If I print a board with thicker walls (ie 1.2mm) then it takes a lot more heat to warp the exterior wall of the board and I think it’ll probably be ok in the sun. Also, if I print a board with a latticework pattern like this then the board also seems to do better in the heat although I’ve only tested to around 55-60C by pointing a space heater at it and measuring the temperature of the exterior of the board.

It’s an interesting construction method. Makes me wonder what it would take to use the same process for the cardboard surfboard approach, only to remove the cardboard out at a late stage…
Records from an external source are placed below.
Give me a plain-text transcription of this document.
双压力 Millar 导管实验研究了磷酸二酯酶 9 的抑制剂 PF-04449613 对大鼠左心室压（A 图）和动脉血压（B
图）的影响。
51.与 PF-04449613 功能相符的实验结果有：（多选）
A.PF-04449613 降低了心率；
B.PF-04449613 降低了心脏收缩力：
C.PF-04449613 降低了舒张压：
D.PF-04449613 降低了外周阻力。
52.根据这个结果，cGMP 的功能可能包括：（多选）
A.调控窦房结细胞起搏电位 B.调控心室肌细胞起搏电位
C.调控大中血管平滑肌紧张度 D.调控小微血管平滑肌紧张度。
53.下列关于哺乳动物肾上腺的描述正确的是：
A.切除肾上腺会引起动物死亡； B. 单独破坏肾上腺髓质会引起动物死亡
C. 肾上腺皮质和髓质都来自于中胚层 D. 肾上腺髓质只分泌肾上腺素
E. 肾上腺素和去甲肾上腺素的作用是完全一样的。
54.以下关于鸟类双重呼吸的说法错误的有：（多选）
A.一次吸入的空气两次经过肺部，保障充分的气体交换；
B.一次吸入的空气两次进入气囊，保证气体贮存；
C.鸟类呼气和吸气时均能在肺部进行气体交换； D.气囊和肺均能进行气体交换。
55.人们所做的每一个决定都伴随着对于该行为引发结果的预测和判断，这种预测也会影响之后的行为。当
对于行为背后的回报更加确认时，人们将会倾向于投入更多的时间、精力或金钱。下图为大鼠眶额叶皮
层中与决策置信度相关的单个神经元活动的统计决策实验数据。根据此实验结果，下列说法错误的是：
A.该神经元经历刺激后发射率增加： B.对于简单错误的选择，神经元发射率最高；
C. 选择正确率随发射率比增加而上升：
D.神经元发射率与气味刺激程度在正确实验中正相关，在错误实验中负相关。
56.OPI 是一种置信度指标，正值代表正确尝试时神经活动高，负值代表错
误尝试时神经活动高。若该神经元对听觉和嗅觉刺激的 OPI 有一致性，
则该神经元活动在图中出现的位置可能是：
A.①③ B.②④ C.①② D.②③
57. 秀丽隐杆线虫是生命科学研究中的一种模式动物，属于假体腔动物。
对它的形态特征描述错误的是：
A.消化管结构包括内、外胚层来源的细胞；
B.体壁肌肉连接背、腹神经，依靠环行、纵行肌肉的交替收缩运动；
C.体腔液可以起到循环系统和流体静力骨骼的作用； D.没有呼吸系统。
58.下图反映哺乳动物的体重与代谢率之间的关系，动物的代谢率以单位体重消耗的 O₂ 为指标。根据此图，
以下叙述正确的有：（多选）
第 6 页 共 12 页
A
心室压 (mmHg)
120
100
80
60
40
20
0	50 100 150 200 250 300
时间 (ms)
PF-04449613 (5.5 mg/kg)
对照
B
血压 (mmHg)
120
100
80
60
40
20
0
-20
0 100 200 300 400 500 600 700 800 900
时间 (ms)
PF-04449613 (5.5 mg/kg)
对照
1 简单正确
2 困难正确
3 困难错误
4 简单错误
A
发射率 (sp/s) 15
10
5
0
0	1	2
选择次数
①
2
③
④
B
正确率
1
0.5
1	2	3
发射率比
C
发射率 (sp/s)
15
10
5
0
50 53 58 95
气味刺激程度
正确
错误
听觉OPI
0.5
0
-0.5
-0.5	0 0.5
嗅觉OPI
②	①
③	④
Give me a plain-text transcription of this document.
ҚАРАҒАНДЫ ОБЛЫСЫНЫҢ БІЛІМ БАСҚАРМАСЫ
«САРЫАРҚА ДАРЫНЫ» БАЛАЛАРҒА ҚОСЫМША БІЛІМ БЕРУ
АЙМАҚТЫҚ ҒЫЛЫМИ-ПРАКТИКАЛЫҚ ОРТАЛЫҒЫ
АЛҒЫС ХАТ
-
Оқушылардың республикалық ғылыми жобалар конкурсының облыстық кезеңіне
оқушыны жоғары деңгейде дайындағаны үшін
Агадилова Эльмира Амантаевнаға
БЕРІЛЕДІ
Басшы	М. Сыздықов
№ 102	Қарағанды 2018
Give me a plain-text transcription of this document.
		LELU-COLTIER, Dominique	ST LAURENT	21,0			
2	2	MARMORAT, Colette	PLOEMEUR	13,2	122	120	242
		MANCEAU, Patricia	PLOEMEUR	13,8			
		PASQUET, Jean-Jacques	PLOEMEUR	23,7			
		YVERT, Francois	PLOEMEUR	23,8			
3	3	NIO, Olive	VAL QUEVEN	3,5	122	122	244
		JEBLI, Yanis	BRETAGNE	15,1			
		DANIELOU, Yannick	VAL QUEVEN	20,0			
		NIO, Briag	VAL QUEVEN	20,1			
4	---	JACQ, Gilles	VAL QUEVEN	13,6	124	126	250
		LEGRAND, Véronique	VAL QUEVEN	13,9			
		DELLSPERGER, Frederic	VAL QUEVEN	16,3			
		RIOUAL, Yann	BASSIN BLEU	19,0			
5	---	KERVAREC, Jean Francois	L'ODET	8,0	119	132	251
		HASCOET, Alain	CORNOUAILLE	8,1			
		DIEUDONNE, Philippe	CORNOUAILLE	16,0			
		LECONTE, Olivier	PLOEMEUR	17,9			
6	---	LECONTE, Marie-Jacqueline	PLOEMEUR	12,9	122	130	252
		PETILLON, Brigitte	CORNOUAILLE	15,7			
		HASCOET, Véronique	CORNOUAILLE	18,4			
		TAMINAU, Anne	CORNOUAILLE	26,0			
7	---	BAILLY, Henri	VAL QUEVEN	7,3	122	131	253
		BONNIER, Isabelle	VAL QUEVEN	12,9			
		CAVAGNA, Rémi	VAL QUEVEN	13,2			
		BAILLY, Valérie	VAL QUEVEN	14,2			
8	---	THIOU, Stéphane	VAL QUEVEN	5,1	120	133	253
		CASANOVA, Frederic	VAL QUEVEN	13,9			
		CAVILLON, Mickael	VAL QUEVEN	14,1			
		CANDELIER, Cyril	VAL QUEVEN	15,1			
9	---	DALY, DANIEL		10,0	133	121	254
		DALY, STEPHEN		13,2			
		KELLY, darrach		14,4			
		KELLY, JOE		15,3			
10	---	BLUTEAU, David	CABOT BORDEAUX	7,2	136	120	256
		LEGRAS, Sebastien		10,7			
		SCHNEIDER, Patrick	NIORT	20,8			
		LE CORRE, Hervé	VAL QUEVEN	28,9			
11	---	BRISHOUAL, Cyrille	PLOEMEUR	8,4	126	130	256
Test 5 - Tissue paper, epoxy coat, glass

Method: Apply tissue paper to test piece with white glue around edges, allow 1 hr to dry. Coat with thin epoxy layer. Leave to set for ~16hrs. Place 1 layer of 4oz cloth ontop and wet out in place.

Results: Very flat result, no drip marks. Epoxy has soaked into tissue and turned it more transparent than in previous tests. Fiberglass and paper have bonded well but I’m unsure how well the paper is bonded to the plastic. Need to test what kind of weight 1 layer of fiberglass can take over the voids.

Test 5,6,7 - Testing thicker cloth

5 - two layers 6oz cloth layup on table - no cure time before transfer
6 - two layers 6oz cloth layup on table - 1hr cure time before transfer
1 - 1 layer 6oz, 1 layer 4oz cloth layup on table - no cure time before transfer

Results: Two layers of 6oz cloth results in much less sag than 4oz. 1 layer of 6oz and 1 layer of 4 oz is better than all 4oz but not as good as all 6oz. Letting the epoxy cure 1hr before transfer doesn’t seem to affect the sag of the cloth but it does seem to reduce drip marks quite a bit so I think its necessary without tissue underneath.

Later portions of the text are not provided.